Scheinlösung Kernfusion
- Ein Artikel von Michael Weiland
- Hintergrund
Ein technologischer Meilenstein, aber kein Modell für die Zukunft: Warum der gelungene Versuch der Kernfusion nicht die Probleme der Gegenwart löst.
Ende vergangenen Jahres verkündete das US-Energieministerium einen historischen Durchbruch: Erstmals gelang in einem Reaktor eine Kernfusion, bei der mehr Energie erzeugt wurde als für den Versuch aufgewendet wurde.
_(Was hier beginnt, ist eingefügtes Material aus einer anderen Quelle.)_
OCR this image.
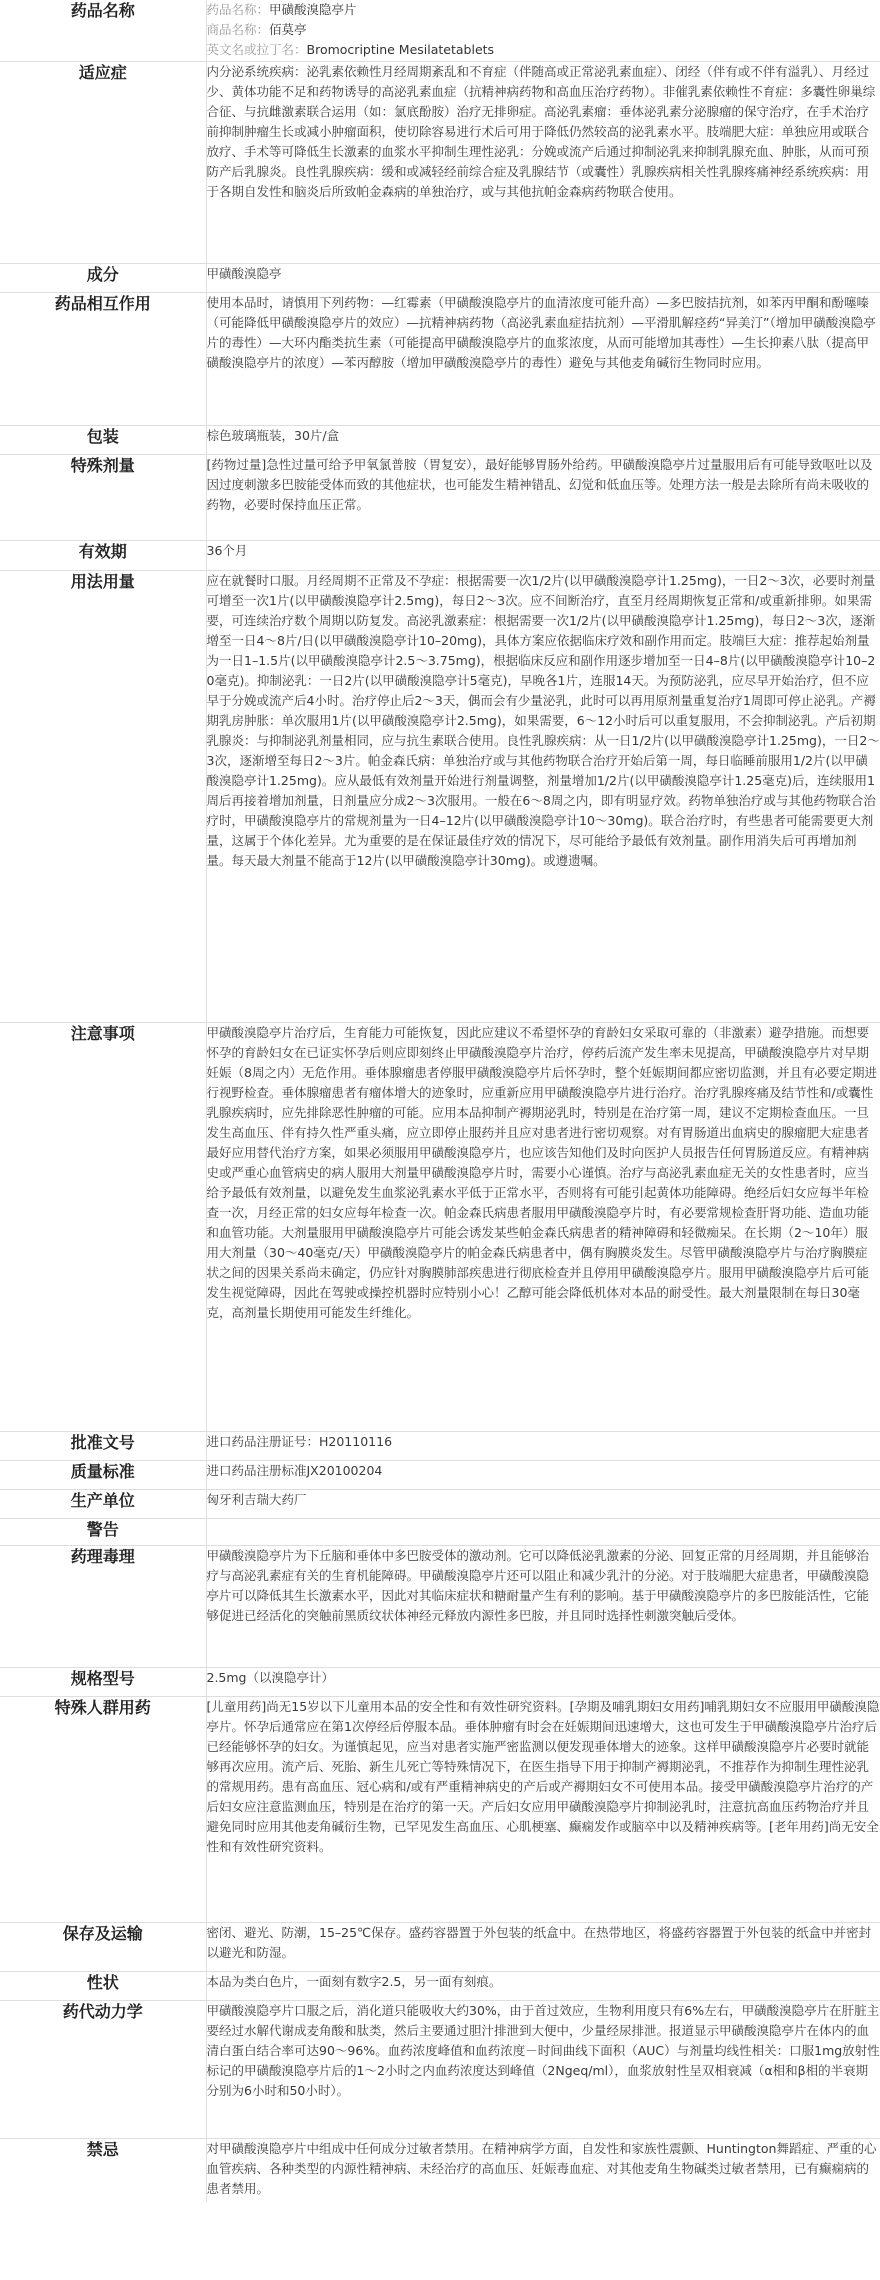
药品名称	药品名称：甲磺酸溴隐亭片
商品名称：佰莫亭
英文名或拉丁名：Bromocriptine Mesilatetablets

适应症	内分泌系统疾病：泌乳素依赖性月经周期紊乱和不育症（伴随高或正常泌乳素血症）、闭经（伴有或不伴有溢乳）、月经过少、黄体功能不足和药物诱导的高泌乳素血症（抗精神病药物和高血压治疗药物）。非催乳素依赖性不育症：多囊性卵巢综合征、与抗雌激素联合运用（如：氯底酚胺）治疗无排卵症。高泌乳素瘤：垂体泌乳素分泌腺瘤的保守治疗，在手术治疗前抑制肿瘤生长或减小肿瘤面积，使切除容易进行术后可用于降低仍然较高的泌乳素水平。肢端肥大症：单独应用或联合放疗、手术等可降低生长激素的血浆水平抑制生理性泌乳：分娩或流产后通过抑制泌乳来抑制乳腺充血、肿胀，从而可预防产后乳腺炎。良性乳腺疾病：缓和或减轻经前综合症及乳腺结节（或囊性）乳腺疾病相关性乳腺疼痛神经系统疾病：用于各期自发性和脑炎后所致帕金森病的单独治疗，或与其他抗帕金森病药物联合使用。

成分	甲磺酸溴隐亭

药品相互作用	使用本品时，请慎用下列药物：—红霉素（甲磺酸溴隐亭片的血清浓度可能升高）—多巴胺拮抗剂，如苯丙甲酮和酚噻嗪（可能降低甲磺酸溴隐亭片的效应）—抗精神病药物（高泌乳素血症拮抗剂）—平滑肌解痉药“异美汀”（增加甲磺酸溴隐亭片的毒性）—大环内酯类抗生素（可能提高甲磺酸溴隐亭片的血浆浓度，从而可能增加其毒性）—生长抑素八肽（提高甲磺酸溴隐亭片的浓度）—苯丙醇胺（增加甲磺酸溴隐亭片的毒性）避免与其他麦角碱衍生物同时应用。

包装	棕色玻璃瓶装，30片/盒

特殊剂量	[药物过量]急性过量可给予甲氧氯普胺（胃复安），最好能够胃肠外给药。甲磺酸溴隐亭片过量服用后有可能导致呕吐以及因过度刺激多巴胺能受体而致的其他症状，也可能发生精神错乱、幻觉和低血压等。处理方法一般是去除所有尚未吸收的药物，必要时保持血压正常。

有效期	36个月

用法用量	应在就餐时口服。月经周期不正常及不孕症：根据需要一次1/2片(以甲磺酸溴隐亭计1.25mg)，一日2～3次，必要时剂量可增至一次1片(以甲磺酸溴隐亭计2.5mg)，每日2～3次。应不间断治疗，直至月经周期恢复正常和/或重新排卵。如果需要，可连续治疗数个周期以防复发。高泌乳激素症：根据需要一次1/2片(以甲磺酸溴隐亭计1.25mg)，每日2～3次，逐渐增至一日4～8片/日(以甲磺酸溴隐亭计10–20mg)，具体方案应依据临床疗效和副作用而定。肢端巨大症：推荐起始剂量为一日1–1.5片(以甲磺酸溴隐亭计2.5～3.75mg)，根据临床反应和副作用逐步增加至一日4–8片(以甲磺酸溴隐亭计10–20毫克)。抑制泌乳：一日2片(以甲磺酸溴隐亭计5毫克)，早晚各1片，连服14天。为预防泌乳，应尽早开始治疗，但不应早于分娩或流产后4小时。治疗停止后2～3天，偶而会有少量泌乳，此时可以再用原剂量重复治疗1周即可停止泌乳。产褥期乳房肿胀：单次服用1片(以甲磺酸溴隐亭计2.5mg)，如果需要，6～12小时后可以重复服用，不会抑制泌乳。产后初期乳腺炎：与抑制泌乳剂量相同，应与抗生素联合使用。良性乳腺疾病：从一日1/2片(以甲磺酸溴隐亭计1.25mg)，一日2～3次，逐渐增至每日2～3片。帕金森氏病：单独治疗或与其他药物联合治疗开始后第一周，每日临睡前服用1/2片(以甲磺酸溴隐亭计1.25mg)。应从最低有效剂量开始进行剂量调整，剂量增加1/2片(以甲磺酸溴隐亭计1.25毫克)后，连续服用1周后再接着增加剂量，日剂量应分成2～3次服用。一般在6～8周之内，即有明显疗效。药物单独治疗或与其他药物联合治疗时，甲磺酸溴隐亭片的常规剂量为一日4–12片(以甲磺酸溴隐亭计10～30mg)。联合治疗时，有些患者可能需要更大剂量，这属于个体化差异。尤为重要的是在保证最佳疗效的情况下，尽可能给予最低有效剂量。副作用消失后可再增加剂量。每天最大剂量不能高于12片(以甲磺酸溴隐亭计30mg)。或遵遗嘱。

注意事项	甲磺酸溴隐亭片治疗后，生育能力可能恢复，因此应建议不希望怀孕的育龄妇女采取可靠的（非激素）避孕措施。而想要怀孕的育龄妇女在已证实怀孕后则应即刻终止甲磺酸溴隐亭片治疗，停药后流产发生率未见提高，甲磺酸溴隐亭片对早期妊娠（8周之内）无危作用。垂体腺瘤患者停服甲磺酸溴隐亭片后怀孕时，整个妊娠期间都应密切监测，并且有必要定期进行视野检查。垂体腺瘤患者有瘤体增大的迹象时，应重新应用甲磺酸溴隐亭片进行治疗。治疗乳腺疼痛及结节性和/或囊性乳腺疾病时，应先排除恶性肿瘤的可能。应用本品抑制产褥期泌乳时，特别是在治疗第一周，建议不定期检查血压。一旦发生高血压、伴有持久性严重头痛，应立即停止服药并且应对患者进行密切观察。对有胃肠道出血病史的腺瘤肥大症患者最好应用替代治疗方案，如果必须服用甲磺酸溴隐亭片，也应该告知他们及时向医护人员报告任何胃肠道反应。有精神病史或严重心血管病史的病人服用大剂量甲磺酸溴隐亭片时，需要小心谨慎。治疗与高泌乳素血症无关的女性患者时，应当给予最低有效剂量，以避免发生血浆泌乳素水平低于正常水平，否则将有可能引起黄体功能障碍。绝经后妇女应每半年检查一次，月经正常的妇女应每年检查一次。帕金森氏病患者服用甲磺酸溴隐亭片时，有必要常规检查肝肾功能、造血功能和血管功能。大剂量服用甲磺酸溴隐亭片可能会诱发某些帕金森氏病患者的精神障碍和轻微痴呆。在长期（2～10年）服用大剂量（30～40毫克/天）甲磺酸溴隐亭片的帕金森氏病患者中，偶有胸膜炎发生。尽管甲磺酸溴隐亭片与治疗胸膜症状之间的因果关系尚未确定，仍应针对胸膜肺部疾患进行彻底检查并且停用甲磺酸溴隐亭片。服用甲磺酸溴隐亭片后可能发生视觉障碍，因此在驾驶或操控机器时应特别小心！乙醇可能会降低机体对本品的耐受性。最大剂量限制在每日30毫克，高剂量长期使用可能发生纤维化。

批准文号	进口药品注册证号：H20110116

质量标准	进口药品注册标准JX20100204

生产单位	匈牙利吉瑞大药厂

警告	

药理毒理	甲磺酸溴隐亭片为下丘脑和垂体中多巴胺受体的激动剂。它可以降低泌乳激素的分泌、回复正常的月经周期，并且能够治疗与高泌乳素症有关的生育机能障碍。甲磺酸溴隐亭片还可以阻止和减少乳汁的分泌。对于肢端肥大症患者，甲磺酸溴隐亭片可以降低其生长激素水平，因此对其临床症状和糖耐量产生有利的影响。基于甲磺酸溴隐亭片的多巴胺能活性，它能够促进已经活化的突触前黑质纹状体神经元释放内源性多巴胺，并且同时选择性刺激突触后受体。

规格型号	2.5mg（以溴隐亭计）

特殊人群用药	[儿童用药]尚无15岁以下儿童用本品的安全性和有效性研究资料。[孕期及哺乳期妇女用药]哺乳期妇女不应服用甲磺酸溴隐亭片。怀孕后通常应在第1次停经后停服本品。垂体肿瘤有时会在妊娠期间迅速增大，这也可发生于甲磺酸溴隐亭片治疗后已经能够怀孕的妇女。为谨慎起见，应当对患者实施严密监测以便发现垂体增大的迹象。这样甲磺酸溴隐亭片必要时就能够再次应用。流产后、死胎、新生儿死亡等特殊情况下，在医生指导下用于抑制产褥期泌乳，不推荐作为抑制生理性泌乳的常规用药。患有高血压、冠心病和/或有严重精神病史的产后或产褥期妇女不可使用本品。接受甲磺酸溴隐亭片治疗的产后妇女应注意监测血压，特别是在治疗的第一天。产后妇女应用甲磺酸溴隐亭片抑制泌乳时，注意抗高血压药物治疗并且避免同时应用其他麦角碱衍生物，已罕见发生高血压、心肌梗塞、癫痫发作或脑卒中以及精神疾病等。[老年用药]尚无安全性和有效性研究资料。

保存及运输	密闭、避光、防潮，15–25℃保存。盛药容器置于外包装的纸盒中。在热带地区，将盛药容器置于外包装的纸盒中并密封以避光和防湿。

性状	本品为类白色片，一面刻有数字2.5，另一面有刻痕。

药代动力学	甲磺酸溴隐亭片口服之后，消化道只能吸收大约30%，由于首过效应，生物利用度只有6%左右，甲磺酸溴隐亭片在肝脏主要经过水解代谢成麦角酸和肽类，然后主要通过胆汁排泄到大便中，少量经尿排泄。报道显示甲磺酸溴隐亭片在体内的血清白蛋白结合率可达90～96%。血药浓度峰值和血药浓度－时间曲线下面积（AUC）与剂量均线性相关：口服1mg放射性标记的甲磺酸溴隐亭片后的1～2小时之内血药浓度达到峰值（2Ngeq/ml），血浆放射性呈双相衰减（α相和β相的半衰期分别为6小时和50小时）。

禁忌	对甲磺酸溴隐亭片中组成中任何成分过敏者禁用。在精神病学方面，自发性和家族性震颤、Huntington舞蹈症、严重的心血管疾病、各种类型的内源性精神病、未经治疗的高血压、妊娠毒血症、对其他麦角生物碱类过敏者禁用，已有癫痫病的患者禁用。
Die 3,5 Milliarden Dollar teure Anlage im kalifornischen Lawrence Livermore National Laboratory lieferte am 5. Dezember 2022 tatsächlich für einen ganz kurzen Augenblick 0,9 Kilowattstunden Energie. Eine Brennstoffkapsel mit den Wasserstoff-Isotopen Deuterium und Tritium wurde dabei so stark komprimiert und erhitzt, dass eine Kernfusion stattfand. Hauptsächlich trat der Energieüberschuss in Form von schnellen Neutronen auf - die sind zur Stromerzeugung allerdings überhaupt nicht nutzbar. Um diese Ausbeute zu erreichen, mussten die Forscher:innen das Hundertfache an elektrischer Energie in die Anlage stecken – der Energiegewinn war also rein theoretischer Natur. Das Experiment an sich hat Energie geliefert, der Versuchsaufbau deutlich mehr gekostet.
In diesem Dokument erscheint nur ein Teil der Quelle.